Finland’s Minister for Employment Timo Harakka (SDP) says 100,000 unemployed people lost benefits under the previous government’s so-called ‘active model’ of employment.
The scheme, introduced in spring 2018 by Juha Sipila‘s centre right government, quickly cut benefits from unemployed people who didn’t find a job or go on a training course within a short period of time.
The policy was the centrepiece of the Sipilä government’s plan to raise employment levels, but critics described it as a “punishment” tactic that unfairly and indiscriminately targeted unemployed people without considering their personal circumstances.
On Friday, Harakka and his officials unveiled a new report which looked into the outcomes of the active model but found there was no clear-cut effect on employment that could be identified, distinct from normal employment/unemployment patterns.
However, both Harakka and professionals working to help people find jobs say the active model was not an appropriate way to increase employment.
“The conventional wisdom is whenever you cut benefits or the threats of a cut, that will automatically result in more employment. And this was the assumption of quite a few economists and the previous government as well” says Harakka.
“What is clear is more than 100,000 full-time unemployed people lost a part of their benefits because of this model, and it obviously means it was unfair for quite many already vulnerable people” he tells News Now Finland.
Dismantling the previous systems
The current government got to work almost straight away dismantling the active model structures that were put in place.
What they want to bring in instead is “a more positive incentive instead of a negative incentive” for people to get back to work.
“We are adding resources to unemployment services, and what we are concentrating on is a more individual employment services, instead of this unfair and haphazard model. We want to provide a personalised, individual plan” explains Harakka.

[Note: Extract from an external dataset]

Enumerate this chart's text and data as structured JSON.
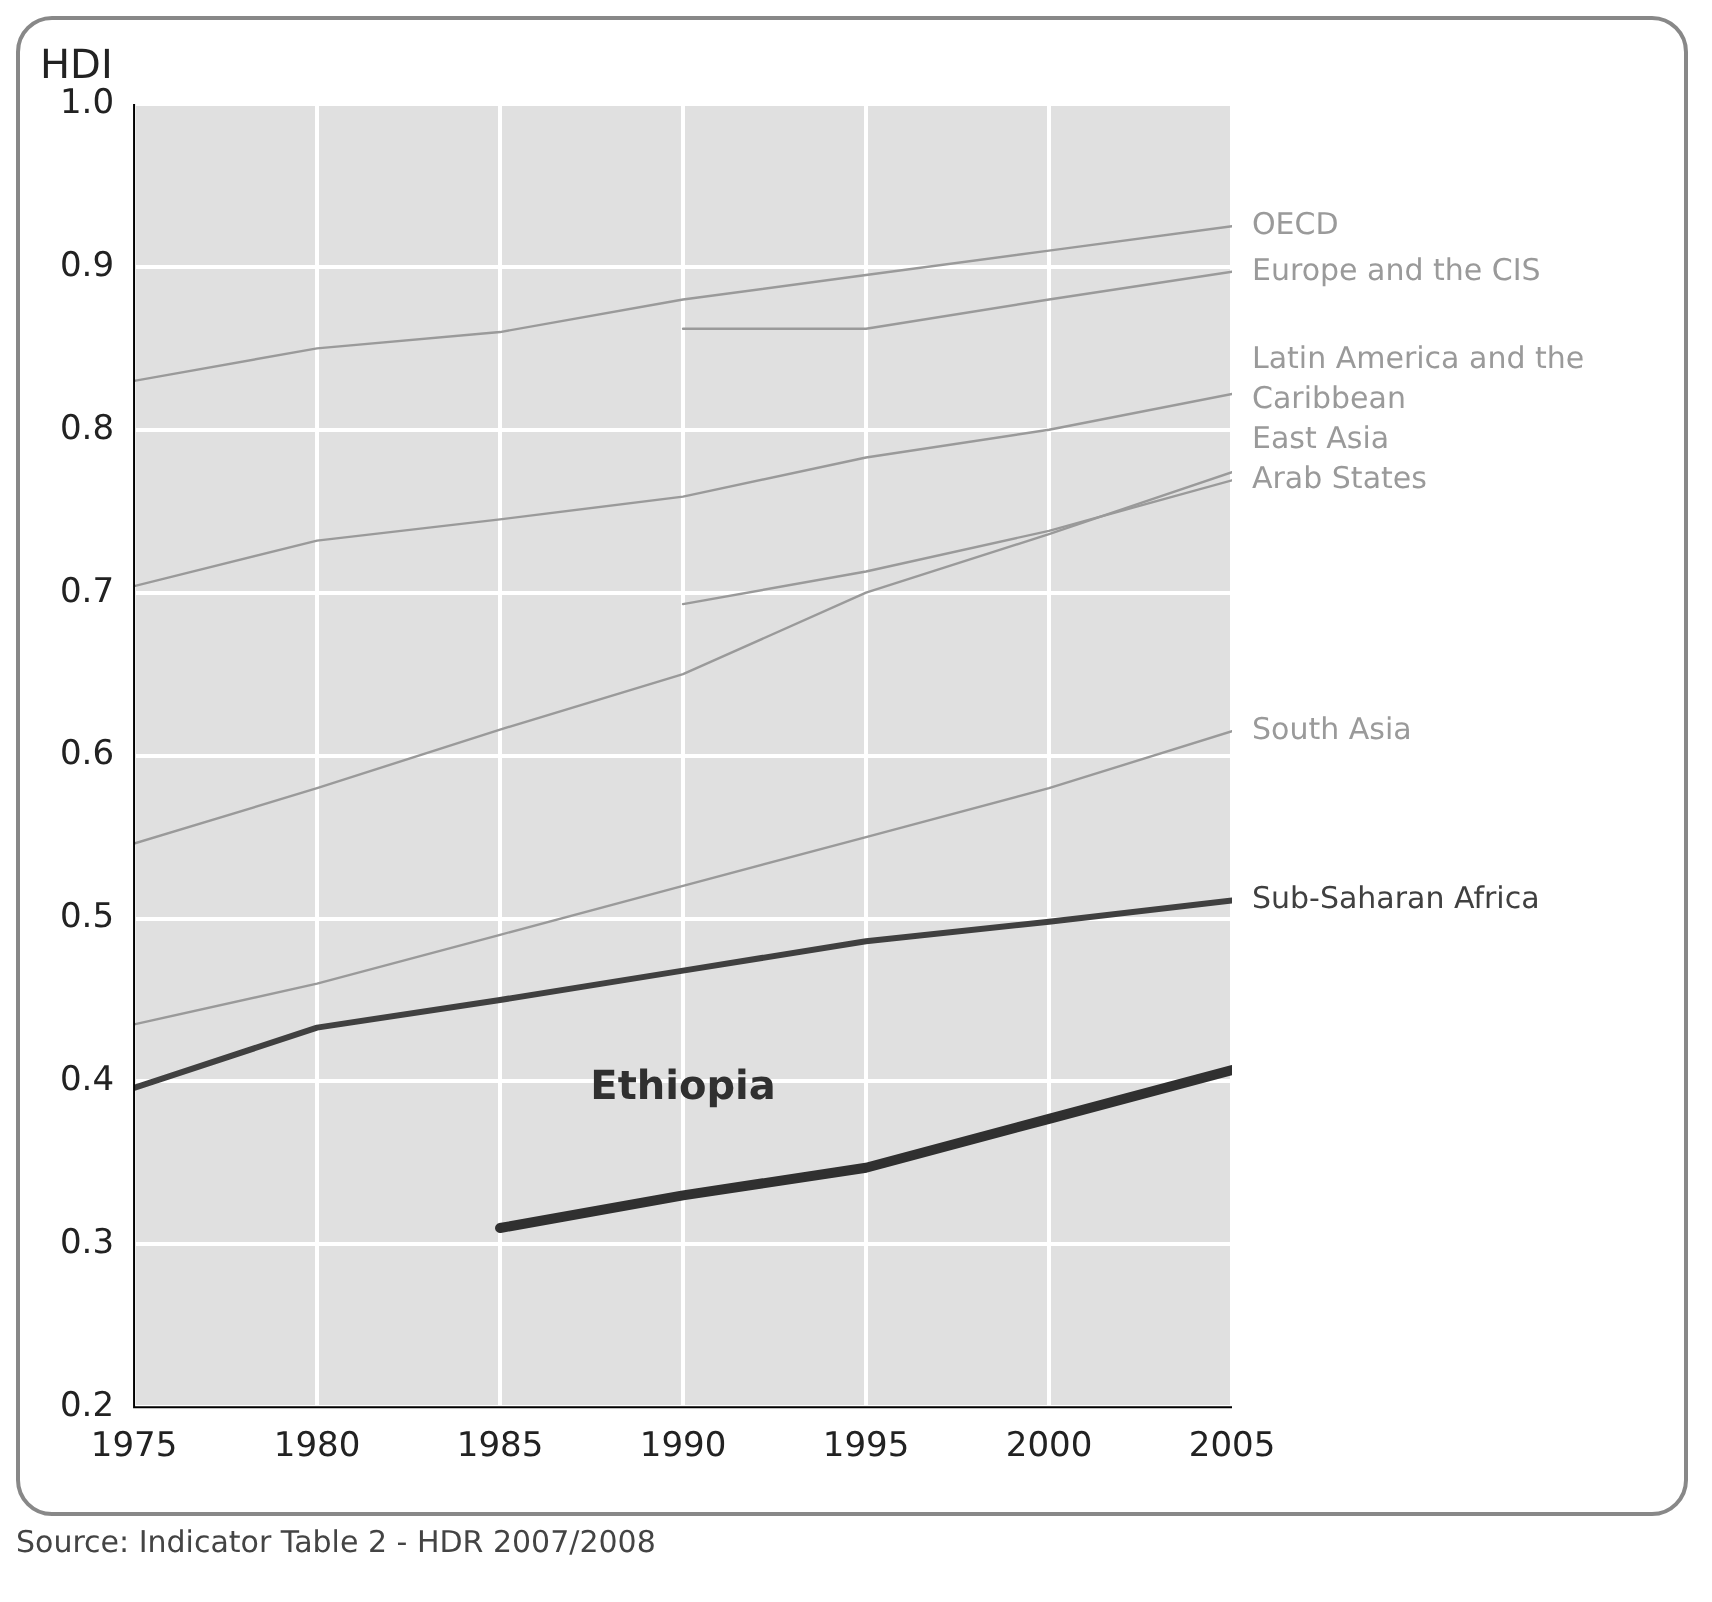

There are still penalties for someone who could work, who has access to a new range of employment services, but doesn’t stick to their individually-tailored plan to get back to employment.
Harakka stresses that this is all down to personal responsibility on the part of the job seeker.
“If you deviate from that plan, with all these services available, obviously there needs to be some kind of sanction. But that is something that the individual himself or herself is entirely responsible” he says.
The minister says tripartite talks between the government, unions, and the employers’ federation are going well to reach agreement on bringing in the new structures.